The katchi abadis in the capital city are a serious challenge to the authorities concerned and they appear helpless to find a lasting solution to this sensitive issue. Besides the inhabitant there are living miserable lives in absence of basic necessities such as clean drinking water, sanitation, electricity and gas etc.
According to the CDA record, there are 11 legal and 4 illegal slums in the city. The illegal ones are at near Sitara Market, in G-6/2, I-11 and H-10. Almost all the slums are situated along seasonal rain drains. Most of the people living in these slums originally hail from Punjab and Khyber Pakhtunkhwa provinces and some of them say the have left their homes there to escape abject poverty and sometimes persecution from enemies.

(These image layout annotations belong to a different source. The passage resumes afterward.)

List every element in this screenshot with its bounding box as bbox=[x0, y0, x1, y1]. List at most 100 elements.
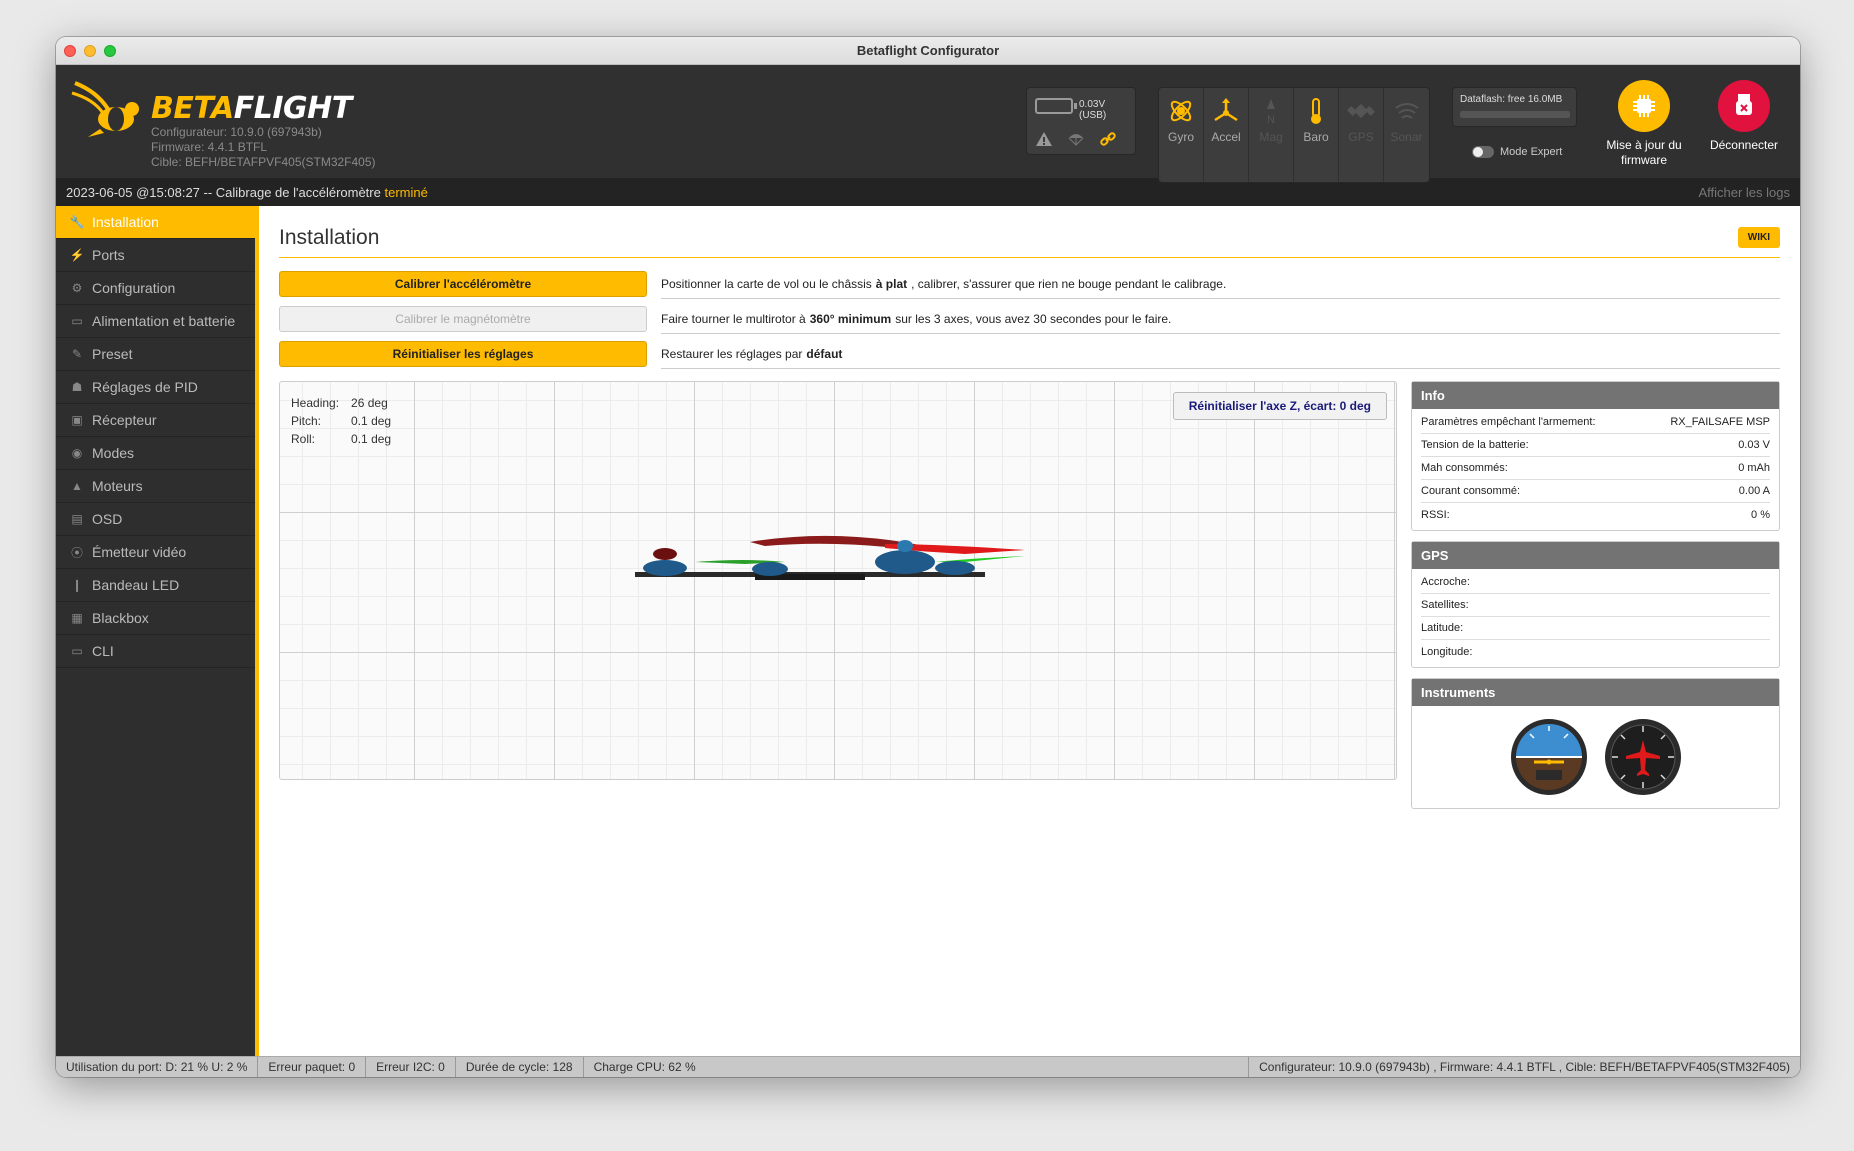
sidebar-item-label: Réglages de PID bbox=[92, 379, 198, 395]
row-label: Courant consommé: bbox=[1421, 485, 1521, 497]
osd-icon: ▤ bbox=[71, 512, 83, 526]
sidebar-item-power[interactable]: ▭ Alimentation et batterie bbox=[56, 305, 255, 338]
terminal-icon: ▭ bbox=[71, 644, 83, 658]
sidebar-item-installation[interactable]: 🔧 Installation bbox=[56, 206, 255, 239]
usb-disconnect-icon bbox=[1718, 80, 1770, 132]
sitemap-icon: ☗ bbox=[71, 380, 83, 394]
sensor-status-box: Gyro Accel N Mag Baro GPS Sonar bbox=[1158, 87, 1430, 183]
pitch-value: 0.1 deg bbox=[351, 414, 392, 428]
broadcast-icon: ⦿ bbox=[70, 545, 83, 560]
instruments-panel: Instruments bbox=[1411, 678, 1780, 809]
info-panel: Info Paramètres empêchant l'armement: RX_… bbox=[1411, 381, 1780, 531]
sidebar-item-receiver[interactable]: ▣ Récepteur bbox=[56, 404, 255, 437]
info-row-battery-voltage: Tension de la batterie: 0.03 V bbox=[1421, 434, 1770, 457]
sidebar-item-label: Moteurs bbox=[92, 478, 143, 494]
battery-status-box: 0.03V (USB) bbox=[1026, 87, 1136, 155]
info-row-mah: Mah consommés: 0 mAh bbox=[1421, 457, 1770, 480]
close-window-button[interactable] bbox=[64, 45, 76, 57]
sidebar-item-motors[interactable]: ▲ Moteurs bbox=[56, 470, 255, 503]
row-label: Paramètres empêchant l'armement: bbox=[1421, 416, 1596, 428]
calibrate-magnetometer-description: Faire tourner le multirotor à 360° minimu… bbox=[661, 304, 1780, 334]
brand-part-1: BETA bbox=[151, 91, 234, 126]
sensor-gyro-label: Gyro bbox=[1167, 130, 1194, 144]
sidebar: 🔧 Installation ⚡ Ports ⚙ Configuration ▭ Ali… bbox=[56, 206, 259, 1056]
attitude-indicator-icon bbox=[1510, 719, 1587, 795]
model-3d-view[interactable]: Heading: 26 deg Pitch: 0.1 deg Roll: 0.1 de… bbox=[279, 381, 1397, 780]
heading-label: Heading: bbox=[291, 396, 340, 410]
plug-icon: ⚡ bbox=[69, 248, 85, 262]
bee-logo-icon bbox=[71, 81, 139, 137]
row-label: Accroche: bbox=[1421, 576, 1470, 588]
expert-mode-toggle[interactable]: Mode Expert bbox=[1472, 146, 1562, 158]
brand-part-2: FLIGHT bbox=[233, 91, 352, 126]
window-controls bbox=[64, 45, 116, 57]
desc-bold: à plat bbox=[875, 276, 908, 291]
sonar-icon bbox=[1394, 103, 1419, 119]
target-board: Cible: BEFH/BETAFPVF405(STM32F405) bbox=[151, 155, 376, 169]
expert-mode-switch[interactable] bbox=[1472, 146, 1494, 158]
sensor-gps-label: GPS bbox=[1348, 130, 1374, 144]
desc-text: Positionner la carte de vol ou le châssi… bbox=[661, 276, 872, 291]
gps-icon bbox=[1347, 103, 1375, 119]
info-panel-rows: Paramètres empêchant l'armement: RX_FAILS… bbox=[1412, 409, 1779, 530]
reset-z-axis-button[interactable]: Réinitialiser l'axe Z, écart: 0 deg bbox=[1172, 392, 1387, 420]
disconnect-button[interactable]: Déconnecter bbox=[1699, 80, 1789, 153]
calibrate-magnetometer-button[interactable]: Calibrer le magnétomètre bbox=[279, 306, 647, 332]
wiki-button[interactable]: WIKI bbox=[1737, 227, 1780, 248]
status-bar: Utilisation du port: D: 21 % U: 2 % Erre… bbox=[56, 1056, 1800, 1077]
firmware-update-button[interactable]: Mise à jour du firmware bbox=[1596, 80, 1692, 168]
reset-settings-description: Restaurer les réglages par défaut bbox=[661, 339, 1780, 369]
sidebar-item-configuration[interactable]: ⚙ Configuration bbox=[56, 272, 255, 305]
version-info: Configurateur: 10.9.0 (697943b) , Firmwa… bbox=[1248, 1057, 1800, 1077]
gyro-icon bbox=[1170, 100, 1192, 122]
title-bar: Betaflight Configurator bbox=[56, 37, 1800, 65]
maximize-window-button[interactable] bbox=[104, 45, 116, 57]
sidebar-item-led[interactable]: ❙ Bandeau LED bbox=[56, 569, 255, 602]
gps-row-latitude: Latitude: bbox=[1421, 617, 1770, 640]
attitude-readout: Heading: 26 deg Pitch: 0.1 deg Roll: 0.1 de… bbox=[289, 393, 403, 449]
firmware-update-label-2: firmware bbox=[1620, 153, 1667, 167]
battery-icon: ▭ bbox=[71, 314, 83, 328]
sensor-sonar-label: Sonar bbox=[1390, 130, 1423, 144]
blackbox-icon: ▦ bbox=[71, 611, 83, 625]
instruments-panel-title: Instruments bbox=[1412, 679, 1779, 706]
app-header: BETAFLIGHT Configurateur: 10.9.0 (697943… bbox=[56, 65, 1800, 183]
baro-icon bbox=[1311, 98, 1321, 124]
calibrate-accelerometer-button[interactable]: Calibrer l'accéléromètre bbox=[279, 271, 647, 297]
desc-text: Restaurer les réglages par bbox=[661, 346, 803, 361]
heading-indicator-icon bbox=[1604, 719, 1681, 795]
page-title: Installation bbox=[279, 226, 380, 249]
sidebar-item-cli[interactable]: ▭ CLI bbox=[56, 635, 255, 668]
info-row-arming-flags: Paramètres empêchant l'armement: RX_FAILS… bbox=[1421, 411, 1770, 434]
reset-settings-button[interactable]: Réinitialiser les réglages bbox=[279, 341, 647, 367]
row-value: RX_FAILSAFE MSP bbox=[1670, 416, 1770, 428]
heading-value: 26 deg bbox=[351, 396, 388, 410]
log-status: terminé bbox=[384, 184, 428, 200]
firmware-version: Firmware: 4.4.1 BTFL bbox=[151, 140, 268, 154]
sensor-mag: N Mag bbox=[1249, 88, 1294, 182]
roll-label: Roll: bbox=[291, 432, 316, 446]
sidebar-item-preset[interactable]: ✎ Preset bbox=[56, 338, 255, 371]
show-logs-link[interactable]: Afficher les logs bbox=[1698, 185, 1790, 200]
sidebar-item-modes[interactable]: ◉ Modes bbox=[56, 437, 255, 470]
sidebar-item-label: CLI bbox=[92, 643, 114, 659]
link-icon bbox=[1100, 132, 1116, 146]
gps-panel-title: GPS bbox=[1412, 542, 1779, 569]
sidebar-item-pid[interactable]: ☗ Réglages de PID bbox=[56, 371, 255, 404]
sidebar-item-label: Modes bbox=[92, 445, 135, 461]
log-bar: 2023-06-05 @15:08:27 -- Calibrage de l'a… bbox=[56, 178, 1800, 206]
sensor-mag-label: Mag bbox=[1259, 130, 1283, 144]
sidebar-item-blackbox[interactable]: ▦ Blackbox bbox=[56, 602, 255, 635]
info-row-rssi: RSSI: 0 % bbox=[1421, 503, 1770, 526]
sidebar-item-osd[interactable]: ▤ OSD bbox=[56, 503, 255, 536]
sidebar-item-label: Récepteur bbox=[92, 412, 157, 428]
sidebar-item-label: Bandeau LED bbox=[92, 577, 180, 593]
modes-icon: ◉ bbox=[71, 446, 83, 460]
desc-text: Faire tourner le multirotor à bbox=[661, 311, 806, 326]
sidebar-item-vtx[interactable]: ⦿ Émetteur vidéo bbox=[56, 536, 255, 569]
sidebar-item-ports[interactable]: ⚡ Ports bbox=[56, 239, 255, 272]
action-row-calibrate-accel: Calibrer l'accéléromètre Positionner la … bbox=[279, 269, 1780, 299]
minimize-window-button[interactable] bbox=[84, 45, 96, 57]
desc-bold: 360° minimum bbox=[809, 311, 892, 326]
row-label: RSSI: bbox=[1421, 508, 1450, 521]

Christians are also a prominent part of theses slums’ population and their women often work as housemaids while men the cleaning jobs. Under the Urban Shelter Programme, the Capital Development Authority (CDA) has acknowledged only 11 katchi abadis for provision of basic facilities because the government’s national policy does not allow the authority to facilitate dwellers of slums set up after March 1985. In the past, the CDA announced plan to involve six more katchi abadis in their progammes and according to that plan, people were shifted to Ali Pur Farash but unfortunately the CDA failed to take care of remaining four slums, neglecting them completely.
When Pakistan Today contacted the CDA Deputy Director General (Planning) Ghulam Sarwar Sindhu, he was the official policy had barred them from facilitating the dwellers of illegal slums. He said over 4,000 plots had been allotted to dwellers of slum dwellers while shifting them to Alipur Farash. “We will follow the government policy in removing illegal slums in the city. We understand the sensitivity of the issue and we are working on it,” he said. Some experts are of the view that it is almost impossible for the government to provide housing facilities to all, so instead of starting from scratch in a flawed system, the government should improve the plight of existing low-income groups living in shabby conditions.